Koninty Manik Rao (born 9 July 1955) is an Indian politician from Telangana state. He is an MLA from Zahirabad Assembly constituency which is reserved for SC community in Sangareddy district. He represents Bharat Rashtra Samithi and won the 2023 Telangana Legislative Assembly election.

== Early life and education ==
Rao is from Zahirabad, which is Medak district (presently in Sangareddy district). His late father, Koninty Balappa, was a farmer. He was a government employee and retired as Road Transport Officer. He did his Diploma in Automobile and Mechanical engineering in 1978 at Government Polytechnic, Masab Tank, Hyderabad.

== Career ==
Rao started his career with Bharat Rashtra Samithi. He contested the 2014 Andhra Pradesh Legislative Assembly election and polled 56,716 votes but lost to his nearest rival and former minister J. Geeta Reddy of Indian National Congress by a narrow margin of 842 votes.

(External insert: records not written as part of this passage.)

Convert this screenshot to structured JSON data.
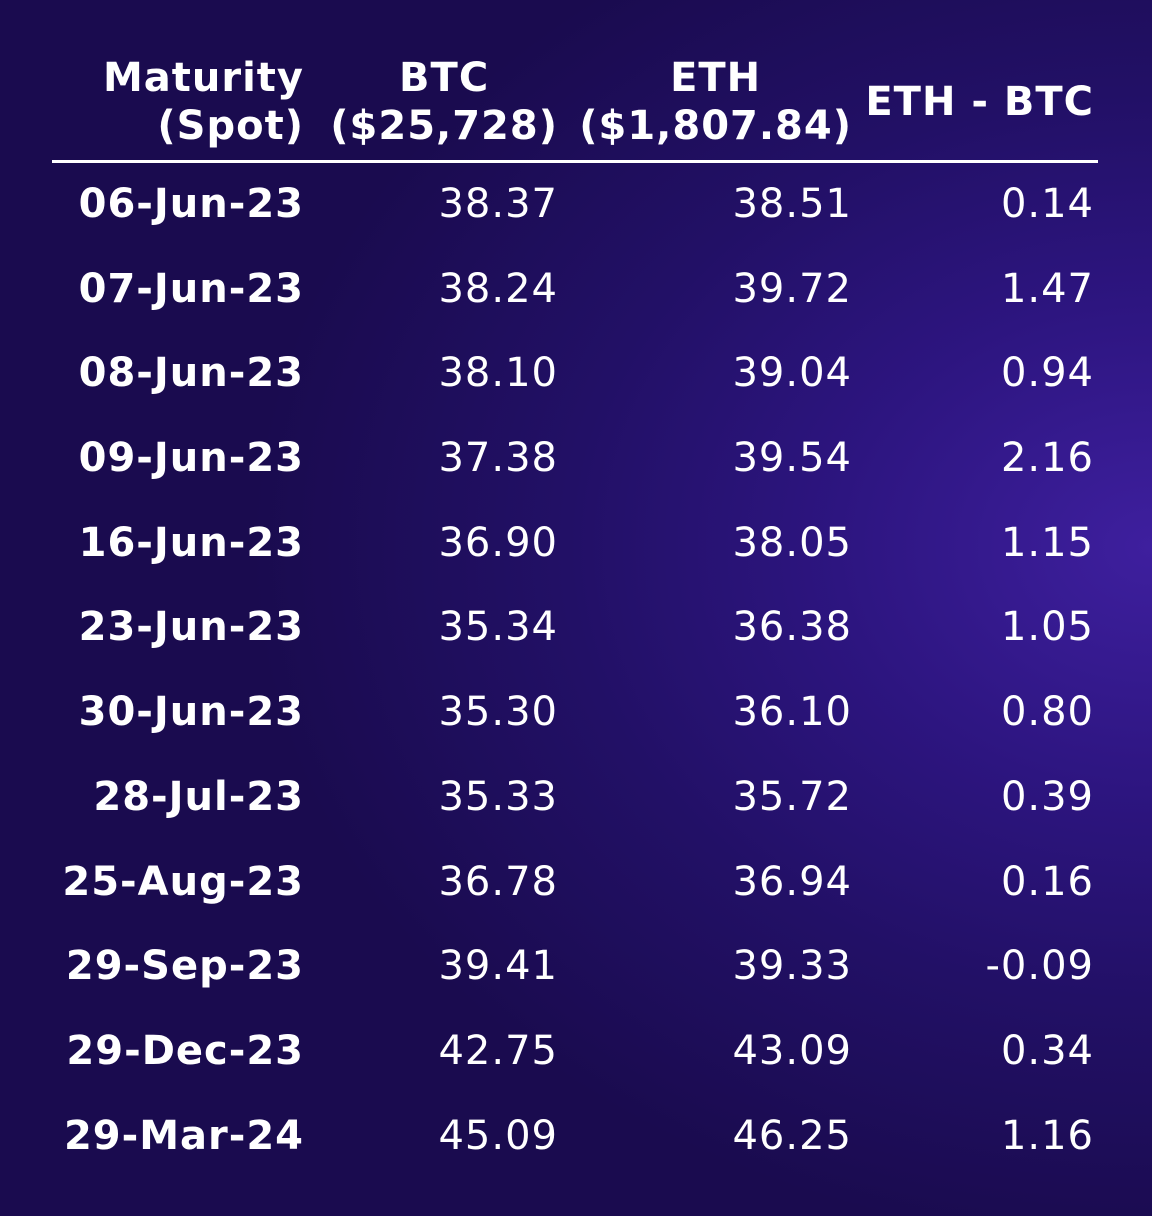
{
  "header": {
    "col0_line1": "Maturity",
    "col0_line2": "(Spot)",
    "col1_line1": "BTC",
    "col1_line2": "($25,728)",
    "col2_line1": "ETH",
    "col2_line2": "($1,807.84)",
    "col3": "ETH - BTC"
  },
  "chart_data": {
    "type": "table",
    "columns": [
      "Maturity (Spot)",
      "BTC ($25,728)",
      "ETH ($1,807.84)",
      "ETH - BTC"
    ],
    "rows": [
      {
        "maturity": "06-Jun-23",
        "btc": "38.37",
        "eth": "38.51",
        "diff": "0.14"
      },
      {
        "maturity": "07-Jun-23",
        "btc": "38.24",
        "eth": "39.72",
        "diff": "1.47"
      },
      {
        "maturity": "08-Jun-23",
        "btc": "38.10",
        "eth": "39.04",
        "diff": "0.94"
      },
      {
        "maturity": "09-Jun-23",
        "btc": "37.38",
        "eth": "39.54",
        "diff": "2.16"
      },
      {
        "maturity": "16-Jun-23",
        "btc": "36.90",
        "eth": "38.05",
        "diff": "1.15"
      },
      {
        "maturity": "23-Jun-23",
        "btc": "35.34",
        "eth": "36.38",
        "diff": "1.05"
      },
      {
        "maturity": "30-Jun-23",
        "btc": "35.30",
        "eth": "36.10",
        "diff": "0.80"
      },
      {
        "maturity": "28-Jul-23",
        "btc": "35.33",
        "eth": "35.72",
        "diff": "0.39"
      },
      {
        "maturity": "25-Aug-23",
        "btc": "36.78",
        "eth": "36.94",
        "diff": "0.16"
      },
      {
        "maturity": "29-Sep-23",
        "btc": "39.41",
        "eth": "39.33",
        "diff": "-0.09"
      },
      {
        "maturity": "29-Dec-23",
        "btc": "42.75",
        "eth": "43.09",
        "diff": "0.34"
      },
      {
        "maturity": "29-Mar-24",
        "btc": "45.09",
        "eth": "46.25",
        "diff": "1.16"
      }
    ]
  },
  "colors": {
    "background_dark": "#1a0b4f",
    "background_light": "#3e1f9e",
    "text": "#ffffff"
  }
}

However, he won the Zahirabad Assembly constituency in the 2018 Telangana Legislative Assembly election on BRS ticket where he polled votes and defeated his nearest rival and same candidate he lost earlier, J Geeta Reddy of Indian National Congress, by a huge margin of 34,473 votes. In 2018, He retained the seat in the 2023 Telangana Legislative Assembly election from Zahirabad Assembly seat representing BRS. He polled 97,205 votes, and defeated his nearest rival A. Chandrasekhar Rao of Indian National Congress by a margin of 12,790 votes.